Unas líneas sobre Centenera

   Sí en cambio quedaron para la historia algunas líneas en torno al remoto origen de Centenera, que se pierden entre los pliegues de la tierra de Guadalajara que mira hacia la Alcarria; tierra de Guadalajara a la que perteneció sin duda desde la reconquista de la tierra.

   Su nombre nos recuerda a los centenales, las tierras sembradas de centeno; y conocido es que el centeno se siembra allá donde no cabe otra semilla, quizá en tierras no aptas para la buena agricultura; sin embargo, Centenera la tuvo, y de ella vivió hasta tiempos no demasiado lejanos; buenos campos de pan, o de trigo, pues todas las informaciones pasadas confirman que sus producciones de trigo, cebada, centeno, avena, judías, lentejas, vino, aceite, cáñamo, patatas, cebollas y otras hortalizas y verduras, regadas por las aguas de media docena de arroyos que vinieron o fueron al cauce del río Hungría, mantuvieron a su no demasiada elevada población, pues nunca alcanzó más allá de los cuatrocientos habitantes.  Que se mantuvieron fieles a la Villa y Tierra de la Ciudad de Guadalajara hasta que, como en tantas ocasiones sucedió con poblaciones de nuestra provincia, al rey se le ocurrió que, mejor que cobrar directamente sus impuestos, obtenía mayores ganancias vendiendo a un tercero la población y que aquel se encargase de ella.
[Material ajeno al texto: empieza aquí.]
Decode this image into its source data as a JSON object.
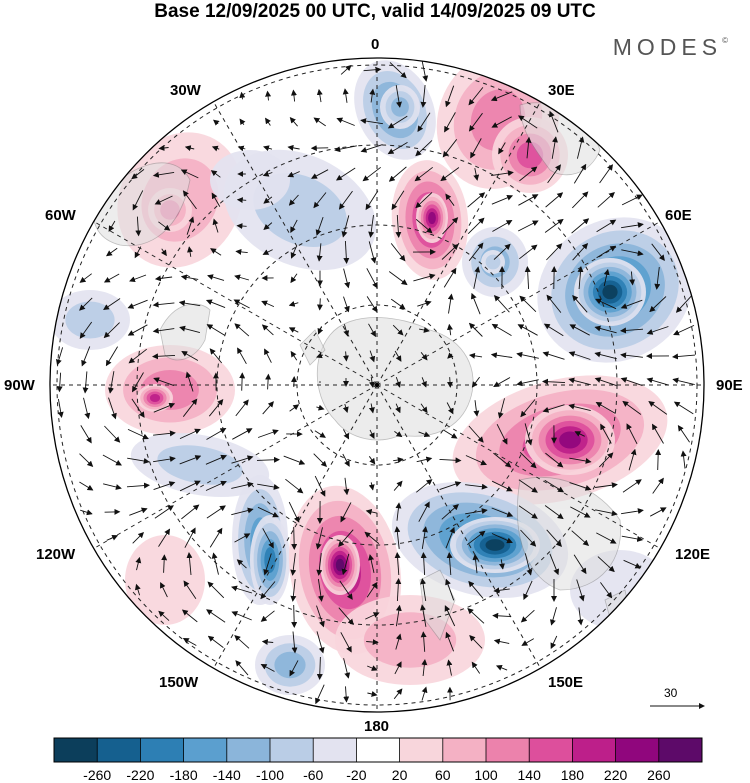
{
  "title": "Base 12/09/2025 00 UTC, valid 14/09/2025 09 UTC",
  "brand": "MODES",
  "brand_mark": "©",
  "longitude_labels": {
    "n0": "0",
    "ne30": "30E",
    "ne60": "60E",
    "e90": "90E",
    "se120": "120E",
    "se150": "150E",
    "s180": "180",
    "sw150": "150W",
    "sw120": "120W",
    "w90": "90W",
    "nw60": "60W",
    "nw30": "30W"
  },
  "vector_reference": "30",
  "colorbar": {
    "labels": [
      "-260",
      "-220",
      "-180",
      "-140",
      "-100",
      "-60",
      "-20",
      "20",
      "60",
      "100",
      "140",
      "180",
      "220",
      "260"
    ],
    "colors": [
      "#0c3e5b",
      "#15608f",
      "#2d7fb4",
      "#5b9fcf",
      "#8bb5da",
      "#bacde6",
      "#e3e3f0",
      "#ffffff",
      "#f8d6dc",
      "#f4b1c4",
      "#ec82ac",
      "#dd4f9c",
      "#bd1f8a",
      "#90067d",
      "#5d0a69"
    ]
  },
  "colors": {
    "land": "#dedede",
    "coast": "#8a8a8a",
    "grid": "#222222"
  }
}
   A Centenera le llegó la hora de pasar a depender de personas ajenas en los primeros decenios del siglo XVII, reinando don Felipe III. No está clara la fecha en que ello sucedió, sin embargo, a finales de la década de 1620 don Carlos de Ibarra, en quien recayó la población, junto con Taracena, Iriépal y Valdenoches, ya se titulaba Señor de estas, marqués de Taracena y Vizconde de Centenera. Pagó por las cuatro posesiones algo así como 20.000 ducados que, en aquel siglo, debió de ser una interesante cantidad.

 

Don Carlos de Ibarra, marinero en tierra

   Fue, Don Carlos de Ibarra y Barresi, uno de aquellos esforzados caballeros que hicieron de su nombre un mito en la lucha contra los elementos, sobre las aguas del mar. Sobre los elementos, los corsarios y los piratas, ingleses mayoritariamente, que buscaron su fortuna en los puertos y ciudades de la corona española allá donde el sol del imperio nunca oscureció las tardes. En el Nuevo Continente. También se las hubo de ver con los corsarios holandeses, y, de manera más formal, con el almirante de su armada, llamado “Pie-Palo”; don Cornelio Jolls, ocupado, como los buitres en pretender la carroña, en vigilar el paso de los buques o navíos españoles que traían a las costas de Cádiz los productos de la nueva tierra. Las victorias contra aquellos, su arrojo y valentía, le hicieron acreedor al título de Almirante de la Escolta de la Flota de Indias, según algunos historiadores, negándose a hacerse a la mar a menos que se le concediese un título nobiliario…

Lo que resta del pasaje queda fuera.